Le Meta Quest 3 est un casque autonome, mais il est aussi devenu l’une des portes d’entrée les plus polyvalentes vers le PCVR. Câble USB, Wi-Fi, Meta Quest Link, Virtual Desktop, Steam Link ou encore ALVR : les possibilités sont nombreuses et ne proposent ni la même qualité d’image, ni les mêmes performances, ni la même simplicité.
Depuis la sortie du Quest 3, l’écosystème PCVR autour du casque de Meta a fortement évolué. Le Wi-Fi 6E, l’arrivée de l’AV1, les progrès de Virtual Desktop, dont l’apparition d’un mode filaire, le développement de Steam Link ont changé la donne.

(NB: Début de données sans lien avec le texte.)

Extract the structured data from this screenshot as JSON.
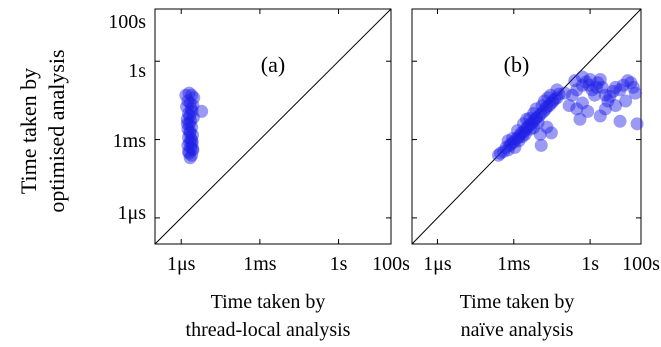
{
  "figure": {
    "ylabel_line1": "Time taken by",
    "ylabel_line2": "optimised analysis"
  },
  "chart_data": [
    {
      "type": "scatter",
      "panel_label": "(a)",
      "title": "",
      "xlabel_line1": "Time taken by",
      "xlabel_line2": "thread-local analysis",
      "xscale": "log",
      "yscale": "log",
      "xlim_seconds": [
        1e-07,
        100
      ],
      "ylim_seconds": [
        1e-07,
        100
      ],
      "xticks": [
        {
          "value": 1e-06,
          "label": "1μs"
        },
        {
          "value": 0.001,
          "label": "1ms"
        },
        {
          "value": 1,
          "label": "1s"
        },
        {
          "value": 100,
          "label": "100s"
        }
      ],
      "yticks": [],
      "diagonal": "y = x",
      "grid": false,
      "point_color": "#1f1fe6",
      "series": [
        {
          "points": [
            [
              1.5e-06,
              0.05
            ],
            [
              2e-06,
              0.06
            ],
            [
              2.5e-06,
              0.05
            ],
            [
              1.8e-06,
              0.03
            ],
            [
              2.2e-06,
              0.025
            ],
            [
              3e-06,
              0.04
            ],
            [
              1.6e-06,
              0.018
            ],
            [
              2.4e-06,
              0.015
            ],
            [
              2.8e-06,
              0.02
            ],
            [
              1.9e-06,
              0.01
            ],
            [
              2.1e-06,
              0.008
            ],
            [
              2.6e-06,
              0.012
            ],
            [
              1.7e-06,
              0.006
            ],
            [
              2.3e-06,
              0.005
            ],
            [
              2.9e-06,
              0.007
            ],
            [
              2e-06,
              0.004
            ],
            [
              2.5e-06,
              0.003
            ],
            [
              1.8e-06,
              0.0025
            ],
            [
              2.2e-06,
              0.002
            ],
            [
              2.7e-06,
              0.0015
            ],
            [
              1.9e-06,
              0.0012
            ],
            [
              2.4e-06,
              0.001
            ],
            [
              2.1e-06,
              0.0008
            ],
            [
              2.6e-06,
              0.0007
            ],
            [
              1.8e-06,
              0.0006
            ],
            [
              2.3e-06,
              0.0005
            ],
            [
              2.8e-06,
              0.0004
            ],
            [
              2e-06,
              0.0003
            ],
            [
              2.5e-06,
              0.00025
            ],
            [
              2.2e-06,
              0.0002
            ],
            [
              1.9e-06,
              0.00035
            ],
            [
              2.7e-06,
              0.00045
            ],
            [
              6e-06,
              0.012
            ],
            [
              2.1e-06,
              0.0018
            ],
            [
              2.6e-06,
              0.0009
            ],
            [
              1.7e-06,
              0.004
            ]
          ]
        }
      ]
    },
    {
      "type": "scatter",
      "panel_label": "(b)",
      "title": "",
      "xlabel_line1": "Time taken by",
      "xlabel_line2": "naïve analysis",
      "xscale": "log",
      "yscale": "log",
      "xlim_seconds": [
        1e-07,
        100
      ],
      "ylim_seconds": [
        1e-07,
        100
      ],
      "xticks": [
        {
          "value": 1e-06,
          "label": "1μs"
        },
        {
          "value": 0.001,
          "label": "1ms"
        },
        {
          "value": 1,
          "label": "1s"
        },
        {
          "value": 100,
          "label": "100s"
        }
      ],
      "yticks": [],
      "diagonal": "y = x",
      "grid": false,
      "point_color": "#1f1fe6",
      "series": [
        {
          "points": [
            [
              0.00025,
              0.00025
            ],
            [
              0.0003,
              0.0003
            ],
            [
              0.0004,
              0.00035
            ],
            [
              0.0005,
              0.0005
            ],
            [
              0.0006,
              0.0004
            ],
            [
              0.0007,
              0.0006
            ],
            [
              0.0008,
              0.0007
            ],
            [
              0.001,
              0.0008
            ],
            [
              0.0012,
              0.001
            ],
            [
              0.0015,
              0.0012
            ],
            [
              0.0018,
              0.0015
            ],
            [
              0.002,
              0.0018
            ],
            [
              0.0025,
              0.002
            ],
            [
              0.003,
              0.0025
            ],
            [
              0.0035,
              0.003
            ],
            [
              0.004,
              0.0035
            ],
            [
              0.005,
              0.004
            ],
            [
              0.006,
              0.005
            ],
            [
              0.007,
              0.006
            ],
            [
              0.008,
              0.007
            ],
            [
              0.01,
              0.008
            ],
            [
              0.012,
              0.01
            ],
            [
              0.015,
              0.012
            ],
            [
              0.018,
              0.015
            ],
            [
              0.02,
              0.018
            ],
            [
              0.025,
              0.02
            ],
            [
              0.03,
              0.025
            ],
            [
              0.035,
              0.03
            ],
            [
              0.04,
              0.035
            ],
            [
              0.05,
              0.04
            ],
            [
              0.0006,
              0.0009
            ],
            [
              0.0009,
              0.0011
            ],
            [
              0.0011,
              0.0005
            ],
            [
              0.0016,
              0.0009
            ],
            [
              0.0022,
              0.0013
            ],
            [
              0.0028,
              0.0016
            ],
            [
              0.0045,
              0.0025
            ],
            [
              0.006,
              0.0028
            ],
            [
              0.009,
              0.0045
            ],
            [
              0.011,
              0.0016
            ],
            [
              0.0014,
              0.0022
            ],
            [
              0.0024,
              0.004
            ],
            [
              0.0032,
              0.006
            ],
            [
              0.0042,
              0.0065
            ],
            [
              0.006,
              0.01
            ],
            [
              0.0075,
              0.015
            ],
            [
              0.013,
              0.02
            ],
            [
              0.016,
              0.03
            ],
            [
              0.022,
              0.04
            ],
            [
              0.028,
              0.05
            ],
            [
              0.05,
              0.08
            ],
            [
              0.06,
              0.055
            ],
            [
              0.02,
              0.003
            ],
            [
              0.03,
              0.0018
            ],
            [
              0.012,
              0.0006
            ],
            [
              0.1,
              0.06
            ],
            [
              0.15,
              0.02
            ],
            [
              0.2,
              0.05
            ],
            [
              0.3,
              0.08
            ],
            [
              0.5,
              0.12
            ],
            [
              0.7,
              0.16
            ],
            [
              0.9,
              0.12
            ],
            [
              1.2,
              0.08
            ],
            [
              1.5,
              0.05
            ],
            [
              1.8,
              0.1
            ],
            [
              2.0,
              0.15
            ],
            [
              2.5,
              0.2
            ],
            [
              3.0,
              0.1
            ],
            [
              4.0,
              0.05
            ],
            [
              5.0,
              0.03
            ],
            [
              6.0,
              0.045
            ],
            [
              8.0,
              0.07
            ],
            [
              10.0,
              0.1
            ],
            [
              15.0,
              0.08
            ],
            [
              20.0,
              0.12
            ],
            [
              30.0,
              0.18
            ],
            [
              40.0,
              0.15
            ],
            [
              50.0,
              0.1
            ],
            [
              60.0,
              0.06
            ],
            [
              70.0,
              0.004
            ],
            [
              0.3,
              0.015
            ],
            [
              0.4,
              0.006
            ],
            [
              0.5,
              0.025
            ],
            [
              0.8,
              0.012
            ],
            [
              2.5,
              0.008
            ],
            [
              4.0,
              0.015
            ],
            [
              10.0,
              0.02
            ],
            [
              15.0,
              0.005
            ],
            [
              25.0,
              0.03
            ],
            [
              0.25,
              0.18
            ],
            [
              0.5,
              0.25
            ],
            [
              1.0,
              0.2
            ]
          ]
        }
      ]
    }
  ]
}
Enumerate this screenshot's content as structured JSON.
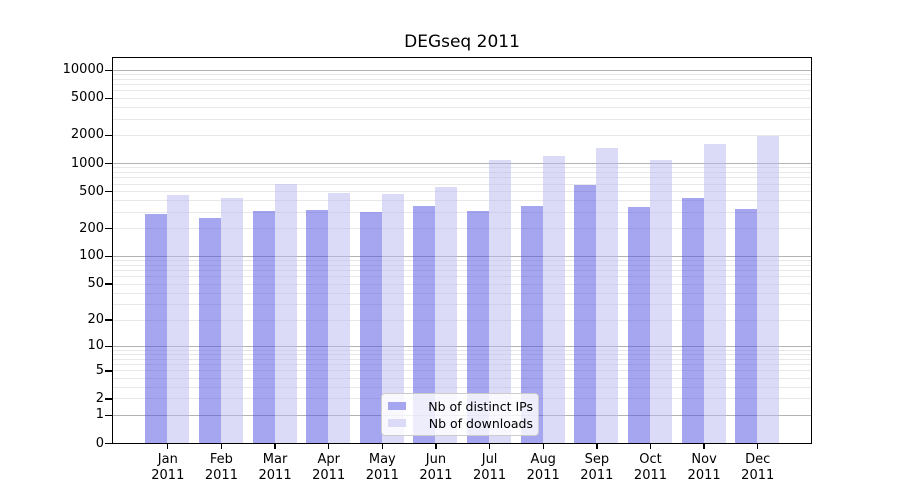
{
  "title": "DEGseq 2011",
  "chart_data": {
    "type": "bar",
    "title": "DEGseq 2011",
    "y_scale": "log10(value+1)",
    "ylim": [
      0,
      10000
    ],
    "grid": true,
    "legend_position": "bottom-center",
    "categories": [
      {
        "month": "Jan",
        "year": "2011"
      },
      {
        "month": "Feb",
        "year": "2011"
      },
      {
        "month": "Mar",
        "year": "2011"
      },
      {
        "month": "Apr",
        "year": "2011"
      },
      {
        "month": "May",
        "year": "2011"
      },
      {
        "month": "Jun",
        "year": "2011"
      },
      {
        "month": "Jul",
        "year": "2011"
      },
      {
        "month": "Aug",
        "year": "2011"
      },
      {
        "month": "Sep",
        "year": "2011"
      },
      {
        "month": "Oct",
        "year": "2011"
      },
      {
        "month": "Nov",
        "year": "2011"
      },
      {
        "month": "Dec",
        "year": "2011"
      }
    ],
    "series": [
      {
        "name": "Nb of distinct IPs",
        "color": "#a6a6f0",
        "values": [
          286,
          259,
          305,
          315,
          298,
          350,
          305,
          345,
          585,
          334,
          417,
          324
        ]
      },
      {
        "name": "Nb of downloads",
        "color": "#dbdbf8",
        "values": [
          450,
          425,
          592,
          480,
          470,
          550,
          1090,
          1200,
          1460,
          1090,
          1610,
          1940
        ]
      }
    ],
    "y_ticks": [
      0,
      1,
      2,
      5,
      10,
      20,
      50,
      100,
      200,
      500,
      1000,
      2000,
      5000,
      10000
    ],
    "grid_major_ticks": [
      1,
      10,
      100,
      1000,
      10000
    ],
    "grid_major_color": "#b3b3b3",
    "grid_minor_color": "#e8e8e8",
    "axis_color": "#000000"
  }
}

Nous avons donc repris le problème depuis le début : comment fonctionne réellement le PCVR sur Quest 3 ? Quel PC faut-il ? Le câble apporte-t-il vraiment une meilleure image ? Faut-il choisir Air Link, Virtual Desktop, Steam Link ou ALVR ? Et surtout, quels réglages utiliser ?
Un Quest 3 n'est pas un casque DisplayPort
Il existe une différence fondamentale entre le Quest 3 et un casque PCVR connecté directement à une carte graphique en DisplayPort. Avec un casque DisplayPort, les images calculées par le GPU sont transmises directement vers l'affichage du casque. En gros, le casque est un double écran supplémentaire.
Avec le Quest 3, ce n'est pas le cas.
Que nous utilisions Meta Quest Link en USB, Air Link, Virtual Desktop, Steam Link ou ALVR, le principe général reste le même : le PC calcule l'image, l'encode sous forme de flux vidéo compressé, transmet celui-ci au casque, puis le Snapdragon XR2 Gen 2 du Quest 3 le décode avant affichage.
Cette distinction explique une grande partie des débats autour de la qualité du PCVR sur Quest. Même avec un câble USB, Quest Link reste une solution vidéo compressée. Le câble ne transforme donc pas le Quest 3 en casque DisplayPort. En revanche, il élimine une variable importante : le réseau Wi-Fi.
Pourquoi la qualité dépend autant des réglages
Le Quest 3 utilise deux dalles LCD de 2 064 × 2 208 pixels par œil et des lentilles pancake particulièrement nettes. Cette bonne lisibilité optique possède un effet secondaire : les défauts de compression sont également plus faciles à percevoir.
La résolution des écrans ne doit cependant pas être confondue avec la résolution réellement calculée par le PC.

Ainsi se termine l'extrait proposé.